There is a step in J.F.Adams book, Infinite Loop Spaces, which I don't quite understand. Here is the whole extract:
Let $W$ be a further space (not sure what 'further' means, seems unnecessary), with base-point $w_0$. Denote $X^I$ by the set of all functions from $I$ to $X$. Then maps
$$f:W\rightarrow X^I$$
are in 1-1 correspondence with maps
$$g:W\times I\rightarrow X$$
in the following way:
$$(fw)(t)=g(w,t), \hspace{10mm}(w\in W,t\in I)$$
If we take account of the base-points, we find that maps
$$f:W,w_0\rightarrow\Omega X,\omega_0$$
are in 1-1 correspondence with maps
$$g:\Sigma W,\sigma_0\rightarrow X,x_0$$
Here $\Sigma W$ is the quotient space obtained from $W\times I$ by identifying the subspace $(W\times0)\cup(w_0\times I)\cup (W\times 1)$ to a single point, which becomes the base-point $\sigma_0$ in $\Sigma W$.
Question: I sort of understand why we need to identify $(W\times0)\cup (W\times 1)$ - this is because we need to have $g(w,0)=g(w,1)$ for all $g$ (am I right?). However I don't really see why we need to quotient out $(w_0\times I)$. It would be nice if someone could provide an explicit example for this.

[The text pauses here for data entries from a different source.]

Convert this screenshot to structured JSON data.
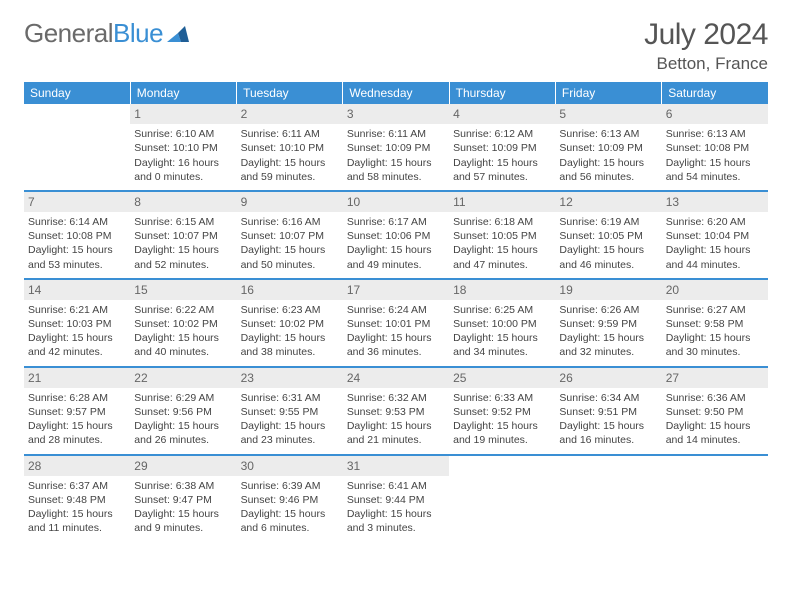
{
  "brand": {
    "part1": "General",
    "part2": "Blue"
  },
  "title": "July 2024",
  "location": "Betton, France",
  "colors": {
    "accent": "#3a8fd4",
    "text": "#555555",
    "cell_text": "#444444",
    "daynum_bg": "#ececec",
    "background": "#ffffff"
  },
  "day_headers": [
    "Sunday",
    "Monday",
    "Tuesday",
    "Wednesday",
    "Thursday",
    "Friday",
    "Saturday"
  ],
  "weeks": [
    [
      null,
      {
        "n": "1",
        "sr": "Sunrise: 6:10 AM",
        "ss": "Sunset: 10:10 PM",
        "d1": "Daylight: 16 hours",
        "d2": "and 0 minutes."
      },
      {
        "n": "2",
        "sr": "Sunrise: 6:11 AM",
        "ss": "Sunset: 10:10 PM",
        "d1": "Daylight: 15 hours",
        "d2": "and 59 minutes."
      },
      {
        "n": "3",
        "sr": "Sunrise: 6:11 AM",
        "ss": "Sunset: 10:09 PM",
        "d1": "Daylight: 15 hours",
        "d2": "and 58 minutes."
      },
      {
        "n": "4",
        "sr": "Sunrise: 6:12 AM",
        "ss": "Sunset: 10:09 PM",
        "d1": "Daylight: 15 hours",
        "d2": "and 57 minutes."
      },
      {
        "n": "5",
        "sr": "Sunrise: 6:13 AM",
        "ss": "Sunset: 10:09 PM",
        "d1": "Daylight: 15 hours",
        "d2": "and 56 minutes."
      },
      {
        "n": "6",
        "sr": "Sunrise: 6:13 AM",
        "ss": "Sunset: 10:08 PM",
        "d1": "Daylight: 15 hours",
        "d2": "and 54 minutes."
      }
    ],
    [
      {
        "n": "7",
        "sr": "Sunrise: 6:14 AM",
        "ss": "Sunset: 10:08 PM",
        "d1": "Daylight: 15 hours",
        "d2": "and 53 minutes."
      },
      {
        "n": "8",
        "sr": "Sunrise: 6:15 AM",
        "ss": "Sunset: 10:07 PM",
        "d1": "Daylight: 15 hours",
        "d2": "and 52 minutes."
      },
      {
        "n": "9",
        "sr": "Sunrise: 6:16 AM",
        "ss": "Sunset: 10:07 PM",
        "d1": "Daylight: 15 hours",
        "d2": "and 50 minutes."
      },
      {
        "n": "10",
        "sr": "Sunrise: 6:17 AM",
        "ss": "Sunset: 10:06 PM",
        "d1": "Daylight: 15 hours",
        "d2": "and 49 minutes."
      },
      {
        "n": "11",
        "sr": "Sunrise: 6:18 AM",
        "ss": "Sunset: 10:05 PM",
        "d1": "Daylight: 15 hours",
        "d2": "and 47 minutes."
      },
      {
        "n": "12",
        "sr": "Sunrise: 6:19 AM",
        "ss": "Sunset: 10:05 PM",
        "d1": "Daylight: 15 hours",
        "d2": "and 46 minutes."
      },
      {
        "n": "13",
        "sr": "Sunrise: 6:20 AM",
        "ss": "Sunset: 10:04 PM",
        "d1": "Daylight: 15 hours",
        "d2": "and 44 minutes."
      }
    ],
    [
      {
        "n": "14",
        "sr": "Sunrise: 6:21 AM",
        "ss": "Sunset: 10:03 PM",
        "d1": "Daylight: 15 hours",
        "d2": "and 42 minutes."
      },
      {
        "n": "15",
        "sr": "Sunrise: 6:22 AM",
        "ss": "Sunset: 10:02 PM",
        "d1": "Daylight: 15 hours",
        "d2": "and 40 minutes."
      },
      {
        "n": "16",
        "sr": "Sunrise: 6:23 AM",
        "ss": "Sunset: 10:02 PM",
        "d1": "Daylight: 15 hours",
        "d2": "and 38 minutes."
      },
      {
        "n": "17",
        "sr": "Sunrise: 6:24 AM",
        "ss": "Sunset: 10:01 PM",
        "d1": "Daylight: 15 hours",
        "d2": "and 36 minutes."
      },
      {
        "n": "18",
        "sr": "Sunrise: 6:25 AM",
        "ss": "Sunset: 10:00 PM",
        "d1": "Daylight: 15 hours",
        "d2": "and 34 minutes."
      },
      {
        "n": "19",
        "sr": "Sunrise: 6:26 AM",
        "ss": "Sunset: 9:59 PM",
        "d1": "Daylight: 15 hours",
        "d2": "and 32 minutes."
      },
      {
        "n": "20",
        "sr": "Sunrise: 6:27 AM",
        "ss": "Sunset: 9:58 PM",
        "d1": "Daylight: 15 hours",
        "d2": "and 30 minutes."
      }
    ],
    [
      {
        "n": "21",
        "sr": "Sunrise: 6:28 AM",
        "ss": "Sunset: 9:57 PM",
        "d1": "Daylight: 15 hours",
        "d2": "and 28 minutes."
      },
      {
        "n": "22",
        "sr": "Sunrise: 6:29 AM",
        "ss": "Sunset: 9:56 PM",
        "d1": "Daylight: 15 hours",
        "d2": "and 26 minutes."
      },
      {
        "n": "23",
        "sr": "Sunrise: 6:31 AM",
        "ss": "Sunset: 9:55 PM",
        "d1": "Daylight: 15 hours",
        "d2": "and 23 minutes."
      },
      {
        "n": "24",
        "sr": "Sunrise: 6:32 AM",
        "ss": "Sunset: 9:53 PM",
        "d1": "Daylight: 15 hours",
        "d2": "and 21 minutes."
      },
      {
        "n": "25",
        "sr": "Sunrise: 6:33 AM",
        "ss": "Sunset: 9:52 PM",
        "d1": "Daylight: 15 hours",
        "d2": "and 19 minutes."
      },
      {
        "n": "26",
        "sr": "Sunrise: 6:34 AM",
        "ss": "Sunset: 9:51 PM",
        "d1": "Daylight: 15 hours",
        "d2": "and 16 minutes."
      },
      {
        "n": "27",
        "sr": "Sunrise: 6:36 AM",
        "ss": "Sunset: 9:50 PM",
        "d1": "Daylight: 15 hours",
        "d2": "and 14 minutes."
      }
    ],
    [
      {
        "n": "28",
        "sr": "Sunrise: 6:37 AM",
        "ss": "Sunset: 9:48 PM",
        "d1": "Daylight: 15 hours",
        "d2": "and 11 minutes."
      },
      {
        "n": "29",
        "sr": "Sunrise: 6:38 AM",
        "ss": "Sunset: 9:47 PM",
        "d1": "Daylight: 15 hours",
        "d2": "and 9 minutes."
      },
      {
        "n": "30",
        "sr": "Sunrise: 6:39 AM",
        "ss": "Sunset: 9:46 PM",
        "d1": "Daylight: 15 hours",
        "d2": "and 6 minutes."
      },
      {
        "n": "31",
        "sr": "Sunrise: 6:41 AM",
        "ss": "Sunset: 9:44 PM",
        "d1": "Daylight: 15 hours",
        "d2": "and 3 minutes."
      },
      null,
      null,
      null
    ]
  ]
}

Thanks!
It is basically because $f$ maps the base-point of $W$ to the base-point of $\Omega X$, which is the constant loop.
Identifying $w_0\times I$ makes sure that the loop $w_0$ corresponds to is actually constant.
For an explicit example just consider $W=\{w_0\}$. The cardinality of $\hom_*(W,\Omega X)$ is $1$, thus $\hom_*(\Sigma W,X)$ must have cardinality $1$ as well, for any $X$. This can clearly only be true if $\Sigma W = \{\sigma_0\}$ rather than $\{w_0\}\times I$.